Ninety-nine percent of true crime shows start something like this: "Dingleberry, West Virginia. A small town two hundred miles away from the noise and culture of a population center, where everybody knows each other and lends a helping hand when needed. Just like Mayberry." Horror movies start the same way, but these virtues are usually enacted rather than narrated. And then the slaughter comes.
Now, I was raised in a small city, yes, watching The Andy Griffith Show, and nothing terrified me more - well, OK, daddy longlegs terrified me, too - than the idea of having to live out my life in a Mayberry, however charming the TV denizens might be. Shoot, I didn't even want to live out my life in that small hometown city, as I was constantly looking longingly down the road to the energy and excitement of Atlanta. And had I been able to see a future that included living and working in the greatest of all cities, New York, I would've probably just died in ecstasy before actually living that dream.So, no. I was never a small town/small city girl. No, I do not want to live in a place where I know everyone and where everyone knows my business. And I certainly don't want to live in a place with a per capita murder rate way higher than NYC (yeah, look it up), full of secrets, illicit liaisons, and ax murderers. Big cities have all those things right out in the open - no sneaking around - and with so many people that the odds of your murder are pretty slim. But small towns?

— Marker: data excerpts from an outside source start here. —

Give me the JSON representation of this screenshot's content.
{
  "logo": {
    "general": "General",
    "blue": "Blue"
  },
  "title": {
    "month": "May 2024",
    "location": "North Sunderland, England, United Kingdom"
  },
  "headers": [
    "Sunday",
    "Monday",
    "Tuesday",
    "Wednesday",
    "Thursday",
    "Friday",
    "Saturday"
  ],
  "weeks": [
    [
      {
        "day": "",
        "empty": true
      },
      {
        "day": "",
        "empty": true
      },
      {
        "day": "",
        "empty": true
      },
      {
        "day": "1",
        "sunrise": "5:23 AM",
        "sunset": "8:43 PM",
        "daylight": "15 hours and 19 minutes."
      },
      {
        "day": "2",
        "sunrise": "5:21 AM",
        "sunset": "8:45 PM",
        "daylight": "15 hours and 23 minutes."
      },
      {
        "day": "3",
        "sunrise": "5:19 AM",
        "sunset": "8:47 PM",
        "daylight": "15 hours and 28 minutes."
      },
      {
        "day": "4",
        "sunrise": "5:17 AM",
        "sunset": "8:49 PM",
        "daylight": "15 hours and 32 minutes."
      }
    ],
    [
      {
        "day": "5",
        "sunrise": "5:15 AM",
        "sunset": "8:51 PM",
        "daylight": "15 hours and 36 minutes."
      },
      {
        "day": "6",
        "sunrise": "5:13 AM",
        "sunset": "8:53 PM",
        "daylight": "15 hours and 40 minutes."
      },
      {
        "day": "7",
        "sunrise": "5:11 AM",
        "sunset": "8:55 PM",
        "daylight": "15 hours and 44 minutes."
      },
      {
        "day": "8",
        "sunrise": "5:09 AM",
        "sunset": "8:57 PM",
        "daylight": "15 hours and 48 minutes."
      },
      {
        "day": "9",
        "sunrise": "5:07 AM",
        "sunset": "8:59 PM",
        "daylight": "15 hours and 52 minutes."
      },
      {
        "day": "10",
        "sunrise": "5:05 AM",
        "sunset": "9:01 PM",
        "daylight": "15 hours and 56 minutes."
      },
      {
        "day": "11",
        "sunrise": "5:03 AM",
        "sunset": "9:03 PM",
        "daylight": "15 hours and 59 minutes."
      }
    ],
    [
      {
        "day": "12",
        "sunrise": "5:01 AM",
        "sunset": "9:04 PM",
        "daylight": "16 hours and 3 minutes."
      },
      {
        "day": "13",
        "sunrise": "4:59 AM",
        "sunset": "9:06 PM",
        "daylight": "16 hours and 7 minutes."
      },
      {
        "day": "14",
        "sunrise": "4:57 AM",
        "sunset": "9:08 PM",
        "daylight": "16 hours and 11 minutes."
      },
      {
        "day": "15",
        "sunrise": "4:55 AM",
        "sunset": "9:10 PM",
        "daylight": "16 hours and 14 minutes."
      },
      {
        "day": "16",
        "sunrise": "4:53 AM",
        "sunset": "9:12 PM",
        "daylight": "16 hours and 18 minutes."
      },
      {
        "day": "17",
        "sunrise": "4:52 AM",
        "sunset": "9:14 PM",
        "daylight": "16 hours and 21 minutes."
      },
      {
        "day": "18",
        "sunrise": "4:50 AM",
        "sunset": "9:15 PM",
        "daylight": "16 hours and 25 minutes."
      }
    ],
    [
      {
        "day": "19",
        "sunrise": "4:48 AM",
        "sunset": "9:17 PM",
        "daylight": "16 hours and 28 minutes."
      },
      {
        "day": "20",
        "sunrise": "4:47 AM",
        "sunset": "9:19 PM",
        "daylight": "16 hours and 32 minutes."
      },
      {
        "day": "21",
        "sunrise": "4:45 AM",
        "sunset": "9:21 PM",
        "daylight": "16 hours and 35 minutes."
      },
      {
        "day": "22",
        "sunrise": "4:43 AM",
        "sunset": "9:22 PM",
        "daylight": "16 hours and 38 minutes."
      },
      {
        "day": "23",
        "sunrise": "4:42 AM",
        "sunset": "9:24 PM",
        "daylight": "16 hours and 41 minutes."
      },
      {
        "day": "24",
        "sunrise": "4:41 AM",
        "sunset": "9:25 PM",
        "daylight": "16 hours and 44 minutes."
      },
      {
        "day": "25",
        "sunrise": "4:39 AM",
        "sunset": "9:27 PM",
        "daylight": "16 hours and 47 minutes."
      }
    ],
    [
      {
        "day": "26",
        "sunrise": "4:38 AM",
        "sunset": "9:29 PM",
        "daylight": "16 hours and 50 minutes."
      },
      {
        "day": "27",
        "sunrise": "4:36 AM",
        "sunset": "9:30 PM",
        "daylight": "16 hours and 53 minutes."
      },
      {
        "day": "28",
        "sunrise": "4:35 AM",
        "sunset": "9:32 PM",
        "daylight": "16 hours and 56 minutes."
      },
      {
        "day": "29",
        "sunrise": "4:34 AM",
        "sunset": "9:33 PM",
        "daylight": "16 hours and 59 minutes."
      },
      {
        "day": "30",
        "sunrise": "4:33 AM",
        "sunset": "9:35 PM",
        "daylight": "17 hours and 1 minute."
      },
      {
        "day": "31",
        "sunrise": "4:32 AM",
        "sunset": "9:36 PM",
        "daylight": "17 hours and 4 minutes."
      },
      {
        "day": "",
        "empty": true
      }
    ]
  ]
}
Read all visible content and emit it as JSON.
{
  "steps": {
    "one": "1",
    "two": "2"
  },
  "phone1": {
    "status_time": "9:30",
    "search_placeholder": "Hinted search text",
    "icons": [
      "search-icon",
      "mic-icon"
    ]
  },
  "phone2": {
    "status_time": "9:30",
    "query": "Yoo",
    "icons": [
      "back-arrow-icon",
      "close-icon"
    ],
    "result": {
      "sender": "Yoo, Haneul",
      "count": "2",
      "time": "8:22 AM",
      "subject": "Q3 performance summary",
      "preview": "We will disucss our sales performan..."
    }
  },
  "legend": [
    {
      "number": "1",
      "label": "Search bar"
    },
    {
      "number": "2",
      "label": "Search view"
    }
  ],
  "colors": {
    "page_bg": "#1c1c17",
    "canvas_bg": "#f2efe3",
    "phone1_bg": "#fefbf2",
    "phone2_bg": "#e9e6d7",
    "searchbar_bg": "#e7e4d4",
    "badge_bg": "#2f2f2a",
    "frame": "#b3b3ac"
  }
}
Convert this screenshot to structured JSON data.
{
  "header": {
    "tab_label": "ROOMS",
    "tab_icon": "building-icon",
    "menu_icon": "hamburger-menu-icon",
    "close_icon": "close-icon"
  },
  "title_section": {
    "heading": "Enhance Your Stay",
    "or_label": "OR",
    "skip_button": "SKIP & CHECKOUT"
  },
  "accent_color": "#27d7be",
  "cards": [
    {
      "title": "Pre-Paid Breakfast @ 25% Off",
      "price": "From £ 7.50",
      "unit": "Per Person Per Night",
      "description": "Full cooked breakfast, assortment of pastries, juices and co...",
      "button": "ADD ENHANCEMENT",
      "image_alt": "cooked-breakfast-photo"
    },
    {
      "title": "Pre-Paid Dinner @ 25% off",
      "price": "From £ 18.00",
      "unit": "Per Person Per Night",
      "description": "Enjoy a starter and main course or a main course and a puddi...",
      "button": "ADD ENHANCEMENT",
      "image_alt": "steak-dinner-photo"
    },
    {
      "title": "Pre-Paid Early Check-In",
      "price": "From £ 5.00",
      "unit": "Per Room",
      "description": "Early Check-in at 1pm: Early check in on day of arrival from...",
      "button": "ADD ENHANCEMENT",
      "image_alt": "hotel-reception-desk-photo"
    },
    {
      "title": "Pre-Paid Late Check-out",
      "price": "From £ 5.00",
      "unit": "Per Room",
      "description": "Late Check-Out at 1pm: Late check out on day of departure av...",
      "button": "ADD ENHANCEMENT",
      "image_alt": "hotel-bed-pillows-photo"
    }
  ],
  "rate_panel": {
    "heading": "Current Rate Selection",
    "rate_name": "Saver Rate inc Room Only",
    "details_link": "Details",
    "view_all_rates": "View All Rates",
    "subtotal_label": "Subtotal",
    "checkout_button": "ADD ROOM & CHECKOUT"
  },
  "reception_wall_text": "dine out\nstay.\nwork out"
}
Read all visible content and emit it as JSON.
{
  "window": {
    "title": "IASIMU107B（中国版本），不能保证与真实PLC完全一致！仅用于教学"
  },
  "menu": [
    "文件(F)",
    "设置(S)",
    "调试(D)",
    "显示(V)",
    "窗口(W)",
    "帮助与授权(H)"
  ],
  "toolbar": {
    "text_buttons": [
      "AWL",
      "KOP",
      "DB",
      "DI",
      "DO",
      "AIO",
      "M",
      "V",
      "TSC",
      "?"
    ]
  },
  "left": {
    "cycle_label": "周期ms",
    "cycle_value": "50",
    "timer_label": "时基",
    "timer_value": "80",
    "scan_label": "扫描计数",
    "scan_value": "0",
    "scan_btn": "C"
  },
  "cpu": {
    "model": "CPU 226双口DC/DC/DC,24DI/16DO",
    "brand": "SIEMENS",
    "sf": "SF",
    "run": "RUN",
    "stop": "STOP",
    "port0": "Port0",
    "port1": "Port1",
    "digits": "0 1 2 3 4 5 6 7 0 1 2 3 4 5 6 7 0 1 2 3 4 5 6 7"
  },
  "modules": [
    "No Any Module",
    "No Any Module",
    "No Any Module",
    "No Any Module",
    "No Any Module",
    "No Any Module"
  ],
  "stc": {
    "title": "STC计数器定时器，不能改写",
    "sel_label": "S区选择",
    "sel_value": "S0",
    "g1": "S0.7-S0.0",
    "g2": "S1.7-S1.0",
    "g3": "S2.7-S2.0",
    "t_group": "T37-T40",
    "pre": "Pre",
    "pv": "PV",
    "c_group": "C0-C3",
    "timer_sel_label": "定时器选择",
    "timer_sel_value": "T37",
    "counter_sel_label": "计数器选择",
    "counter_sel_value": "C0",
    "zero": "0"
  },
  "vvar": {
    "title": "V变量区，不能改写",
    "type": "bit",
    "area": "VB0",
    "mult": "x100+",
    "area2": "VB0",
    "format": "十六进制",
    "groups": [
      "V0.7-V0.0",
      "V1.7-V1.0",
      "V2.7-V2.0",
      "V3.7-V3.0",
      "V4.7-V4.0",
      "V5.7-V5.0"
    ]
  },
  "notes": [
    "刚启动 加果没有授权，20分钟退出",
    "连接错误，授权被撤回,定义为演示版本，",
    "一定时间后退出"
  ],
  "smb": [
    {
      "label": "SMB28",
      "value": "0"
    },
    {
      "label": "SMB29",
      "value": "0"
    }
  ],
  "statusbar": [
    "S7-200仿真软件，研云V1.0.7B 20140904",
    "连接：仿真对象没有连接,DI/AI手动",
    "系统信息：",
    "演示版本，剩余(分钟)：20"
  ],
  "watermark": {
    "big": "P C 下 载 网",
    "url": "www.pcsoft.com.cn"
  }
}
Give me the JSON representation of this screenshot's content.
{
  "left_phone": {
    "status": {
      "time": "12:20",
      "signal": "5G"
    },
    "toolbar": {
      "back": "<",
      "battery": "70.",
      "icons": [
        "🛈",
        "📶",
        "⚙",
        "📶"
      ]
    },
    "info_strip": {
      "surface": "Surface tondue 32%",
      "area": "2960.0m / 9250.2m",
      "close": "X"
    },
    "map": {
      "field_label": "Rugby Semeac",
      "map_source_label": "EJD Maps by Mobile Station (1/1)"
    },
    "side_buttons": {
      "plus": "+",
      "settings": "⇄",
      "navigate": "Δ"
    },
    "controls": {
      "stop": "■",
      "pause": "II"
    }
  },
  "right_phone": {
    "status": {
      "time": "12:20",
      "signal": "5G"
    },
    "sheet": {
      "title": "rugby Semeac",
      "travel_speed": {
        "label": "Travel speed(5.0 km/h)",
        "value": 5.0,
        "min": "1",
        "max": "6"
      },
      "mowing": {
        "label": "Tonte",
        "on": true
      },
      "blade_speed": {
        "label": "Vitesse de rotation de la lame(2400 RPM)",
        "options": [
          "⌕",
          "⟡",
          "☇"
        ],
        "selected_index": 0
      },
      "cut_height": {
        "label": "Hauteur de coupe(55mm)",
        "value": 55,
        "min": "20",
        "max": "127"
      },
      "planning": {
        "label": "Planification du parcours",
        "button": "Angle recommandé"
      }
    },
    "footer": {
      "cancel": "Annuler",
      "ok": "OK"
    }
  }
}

Yikes!
And while my reasons for being a big-city girl have their foundations in the desire to live smack in the middle of a cultural, educational, and financial center, I've gotta say that I breathe a sigh of great relief after watching the horror and true crime of some picayune little Mayberry.Now, excuse me while I watch yet another grisly small-town crime story as the sound of big-city traffic and sirens outside my windows supply comforting white noise to the whole affair.